Ce calcul ne dépend pas du montant du dépôt de garantie, mais du loyer mensuel hors charges. C’est ce qui rend la sanction parfois plus lourde que prévu, surtout quand le dossier traîne plusieurs mois.

La page officielle de Service-Public.fr donne aussi un exemple chiffré : pour un dépôt de garantie de 90 euros, un loyer hors charges de 120 euros et 5 mois de retard, la pénalité atteint 60 euros, soit 150 euros au total à rendre au locataire.

Mais attention au piège le plus bête : cette pénalité ne s’applique pas si le retard vient du fait que le locataire n’a pas indiqué sa nouvelle adresse au propriétaire ou à l’agence lors de la remise des clés. Donner sa nouvelle adresse, et idéalement son RIB, n’est donc pas un détail administratif.

Comment réclamer sans se tirer une balle dans le pied

La première étape consiste à mettre en demeure le propriétaire ou l’agence de restituer le dépôt de garantie et de payer la pénalité. Cette demande doit être envoyée par lettre recommandée avec avis de réception.

Dans le courrier, mieux vaut rester factuel : date de remise des clés, montant du dépôt de garantie, loyer mensuel hors charges, délai légal applicable, nombre de mois de retard commencés et somme réclamée. C’est moins spectaculaire qu’un message énervé, mais beaucoup plus utile si le dossier doit aller plus loin.

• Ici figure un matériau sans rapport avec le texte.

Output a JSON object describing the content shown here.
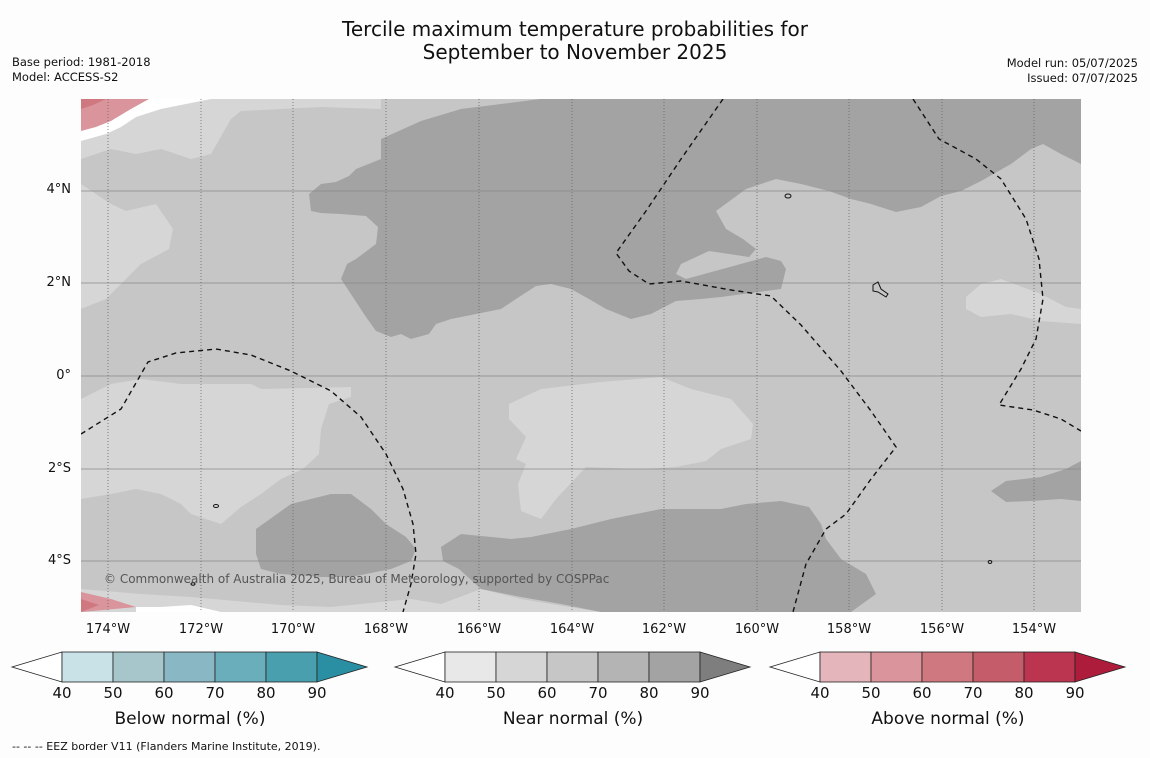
{
  "title": {
    "line1": "Tercile maximum temperature probabilities for",
    "line2": "September to November 2025"
  },
  "meta_left": {
    "base_period": "Base period: 1981-2018",
    "model": "Model: ACCESS-S2"
  },
  "meta_right": {
    "model_run": "Model run: 05/07/2025",
    "issued": "Issued: 07/07/2025"
  },
  "copyright": "© Commonwealth of Australia 2025, Bureau of Meteorology, supported by COSPPac",
  "lat_labels": [
    "4°N",
    "2°N",
    "0°",
    "2°S",
    "4°S"
  ],
  "lon_labels": [
    "174°W",
    "172°W",
    "170°W",
    "168°W",
    "166°W",
    "164°W",
    "162°W",
    "160°W",
    "158°W",
    "156°W",
    "154°W"
  ],
  "colorbars": [
    {
      "label": "Below normal (%)",
      "ticks": [
        "40",
        "50",
        "60",
        "70",
        "80",
        "90"
      ],
      "colors": [
        "#ffffff",
        "#c9e2e8",
        "#a6c6cc",
        "#89b7c3",
        "#6aaebb",
        "#4a9fae",
        "#2b8fa3"
      ]
    },
    {
      "label": "Near normal (%)",
      "ticks": [
        "40",
        "50",
        "60",
        "70",
        "80",
        "90"
      ],
      "colors": [
        "#ffffff",
        "#e8e8e8",
        "#d6d6d6",
        "#c6c6c6",
        "#b4b4b4",
        "#a3a3a3",
        "#7e7e7e"
      ]
    },
    {
      "label": "Above normal (%)",
      "ticks": [
        "40",
        "50",
        "60",
        "70",
        "80",
        "90"
      ],
      "colors": [
        "#ffffff",
        "#e4b6bb",
        "#da949b",
        "#cf7880",
        "#c55c69",
        "#bb3550",
        "#ad1c3a"
      ]
    }
  ],
  "footer": "-- -- -- EEZ border V11 (Flanders Marine Institute, 2019)."
}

Si le propriétaire refuse malgré la lettre recommandée, la suite dépend du montant dû. Pour une somme inférieure à 5 000 euros, le locataire doit d’abord passer par une démarche amiable : conciliateur de justice, commission départementale de conciliation ou médiateur civil. Les deux premières solutions sont gratuites.

Au-delà de 5 000 euros, le locataire peut directement saisir le juge des contentieux de la protection du tribunal dont dépend le logement. Il peut aussi tenter une démarche amiable avant, si cela semble plus rapide ou moins conflictuel.

Le délai pour saisir le juge est de 3 ans à partir du jour où le dépôt de garantie aurait dû être rendu. Attendre « pour voir » peut donc coûter cher, surtout si les preuves se perdent avec le temps.

Dernière erreur à éviter : ne pas payer le dernier mois de loyer en pensant récupérer ainsi sa caution. Le locataire doit payer le loyer et les charges jusqu’à la fin du bail. Déduire soi-même le dépôt de garantie du dernier loyer est illégal et peut retourner la situation contre lui. Retrouvez aussi notre article sur une taxe de 100 € pour les propriétaires de chiens ? Cette ancienne mesure pourrait refaire parler d’elle pour aller chercher 1 Md.

En pratique, le bon réflexe tient en quatre gestes : garder la preuve de remise des clés, donner sa nouvelle adresse, demander des justificatifs en cas de retenue, puis envoyer une mise en demeure si le délai légal est dépassé.